Q – Comment le CNT a-t-il pris la chose ?

Jacques Borde – Assez mal. Mais il n’est pas le seul à avoir un rôle à jouer. Le Conseil tribal libyen (représentant 2.000 tribus), qui a toujours soutenu la feuille de route de l’Union africaine pour une sortie de crise, avait adressé un message déterminé à l’Otan à travers un manifeste publié le 26 juillet. « Les tribus de Libye ne se sont pas encore complètement réunies pour repousser les agresseurs de l’Otan.

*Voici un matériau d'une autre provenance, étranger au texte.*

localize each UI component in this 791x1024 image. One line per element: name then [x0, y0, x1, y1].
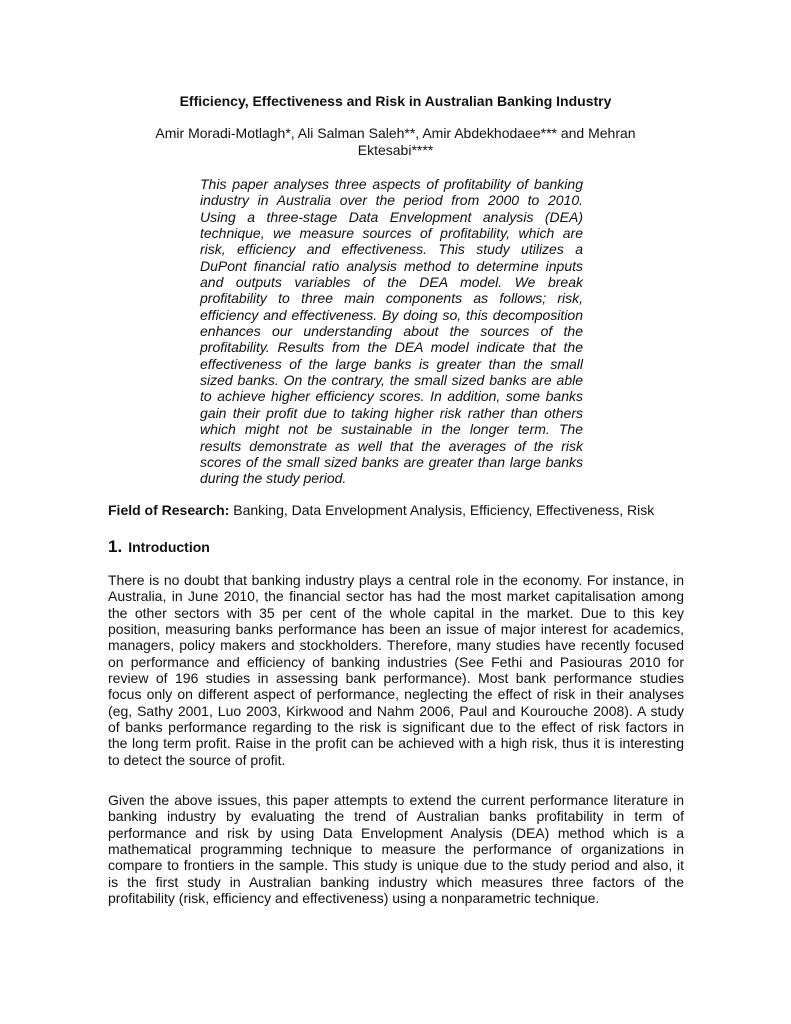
- text-line: There is no doubt that banking industry plays a central role in the economy. For instance, in: [108, 572, 684, 588]
- text-line: performance and risk by using Data Envelopment Analysis (DEA) method which is a: [108, 824, 684, 841]
- author-line: Ektesabi****: [357, 142, 434, 158]
- text-line: compare to frontiers in the sample. This study is unique due to the study period and also, it: [108, 857, 684, 874]
- text-line: on performance and efficiency of banking industries (See Fethi and Pasiouras 2010 for: [108, 653, 684, 670]
- text-line: risk, efficiency and effectiveness. This study utilizes a: [200, 241, 583, 258]
- paper-title: Efficiency, Effectiveness and Risk in Australian Banking Industry: [179, 93, 612, 109]
- text-line: results demonstrate as well that the averages of the risk: [200, 437, 583, 454]
- text-line: mathematical programming technique to measure the performance of organizations in: [108, 841, 684, 858]
- text-line: efficiency and effectiveness. By doing so, this decomposition: [200, 306, 583, 323]
- field-value: Banking, Data Envelopment Analysis, Efficiency, Effectiveness, Risk: [229, 502, 655, 518]
- text-line: banking industry by evaluating the trend of Australian banks profitability in term of: [108, 808, 684, 825]
- text-line: Given the above issues, this paper attempts to extend the current performance literature in: [108, 792, 684, 808]
- text-line: DuPont financial ratio analysis method to determine inputs: [200, 257, 583, 274]
- text-line: profitability (risk, efficiency and effectiveness) using a nonparametric technique.: [108, 890, 600, 907]
- text-line: position, measuring banks performance has been an issue of major interest for academics,: [108, 621, 684, 638]
- text-line: This paper analyses three aspects of profitability of banking: [200, 176, 583, 192]
- text-line: the other sectors with 35 per cent of the whole capital in the market. Due to this key: [108, 604, 684, 621]
- section-heading: [108, 537, 210, 557]
- text-line: sized banks. On the contrary, the small sized banks are able: [200, 372, 583, 389]
- abstract: [200, 176, 583, 487]
- text-line: review of 196 studies in assessing bank performance). Most bank performance studies: [108, 670, 684, 687]
- text-line: during the study period.: [200, 470, 347, 487]
- text-line: effectiveness of the large banks is greater than the small: [200, 355, 583, 372]
- author-line: Amir Moradi-Motlagh*, Ali Salman Saleh**, Amir Abdekhodaee*** and Mehran: [155, 125, 636, 141]
- text-line: Australia, in June 2010, the financial sector has had the most market capitalisation among: [108, 588, 684, 605]
- text-line: enhances our understanding about the sources of the: [200, 323, 583, 340]
- text-line: to detect the source of profit.: [108, 751, 286, 768]
- field-label: Field of Research:: [108, 502, 230, 518]
- text-line: industry in Australia over the period from 2000 to 2010.: [200, 192, 583, 209]
- section-title: Introduction: [128, 539, 210, 555]
- text-line: of banks performance regarding to the risk is significant due to the effect of risk factors in: [108, 719, 684, 736]
- text-line: scores of the small sized banks are greater than large banks: [200, 453, 583, 470]
- body-paragraph: [108, 572, 684, 768]
- text-line: the long term profit. Raise in the profit can be achieved with a high risk, thus it is interesting: [108, 735, 684, 752]
- section-number: 1.: [108, 537, 123, 556]
- text-line: and outputs variables of the DEA model. We break: [200, 274, 583, 291]
- body-paragraph: [108, 792, 684, 906]
- text-line: (eg, Sathy 2001, Luo 2003, Kirkwood and Nahm 2006, Paul and Kourouche 2008). A study: [108, 702, 684, 719]
- text-line: profitability to three main components as follows; risk,: [200, 290, 583, 307]
- text-line: which might not be sustainable in the longer term. The: [200, 421, 583, 438]
- field-of-research: [108, 502, 654, 518]
- author-list: [0, 125, 791, 159]
- text-line: Using a three-stage Data Envelopment analysis (DEA): [200, 208, 583, 225]
- text-line: focus only on different aspect of performance, neglecting the effect of risk in their analyses: [108, 686, 684, 703]
- text-line: to achieve higher efficiency scores. In addition, some banks: [200, 388, 583, 405]
- text-line: managers, policy makers and stockholders. Therefore, many studies have recently focused: [108, 637, 684, 654]
- text-line: is the first study in Australian banking industry which measures three factors of the: [108, 873, 684, 890]
- text-line: gain their profit due to taking higher risk rather than others: [200, 404, 583, 421]
- text-line: technique, we measure sources of profitability, which are: [200, 225, 583, 242]
- text-line: profitability. Results from the DEA model indicate that the: [200, 339, 583, 356]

Alors que nous nous y préparons nous avertissons l’Otan que nous ne nous arrêterons pas avant qu’ils n’aient quitté notre pays et nous ferons en sorte qu’ils ne reviennent jamais ».

Le Conseil se serait, de nouveau, manifesté. Mais de manière encore plus radicale. Que vont pouvoir faire les pays occidentaux, Paris à leur tête, qui, quoi qu’en dise Sarkozy, sur le Charles-de-Gaulle ou ailleurs, ne semblent plus avoir grand-chose à obtenir de leur engagement armé en Libye ? Vont-ils mettre un peu plus d’eau dans leur vin et afficher des intentions moins belliqueuses ? Le CNT va-t-il finir par manger son chapeau et… négocier ? Ses dispositions récentes en faveur de la feuille de route de l’Union africaine sont une indication à ne pas perdre de vue.

 

Note(s) :
[1] Sociétés militaires privés. Clairement celles qui opèrent désormais à Misrata et Benghazi.

[2] Les affaires les plus emblématiques étant celle des Birmingham Six et des Guilford Four, au cours desquelles des activistes de la Résistance irlandaise furent torturés puis condamnés par forgerie lors de procès montés de toutes pièces par la justice de la Couronne. Ce n'est qu'après de longue années de lutte que ces patriotes, innocents des crimes dont on les accusait, furent arrachés aux griffes de leurs tortionnaires et geôliers britanniques.

[3] À partir de juin 1989.

[4] Devenue la Police Service of Northern Ireland (PSNI), à partir de 2001.

[5] « David Galula, the much under-appreciated French counter-insurgency theorist, whose writings are making a comeback ». Ahmed S. Hashim, professeur d’études stratégiques à l’US Naval War College, a été entre novembre 2003 et septembre 2005 conseiller du commandement américain en Irak, dont il a dressé un bilan sans concession de la stratégie, conduite pendant trois ans. Il a rejoint l’équipe du général Petraeus en 2007.

[6] Actuellemen patron de la CIA et Director of Intelligence.

[7] Pourtant, officiellement, soutenue par l’Union européenne.

[8] Assemblée consultative islamique.

[9] Ministère iranien des Affaires étrangères.

[10] Analyste du cabinet North Africa Risk.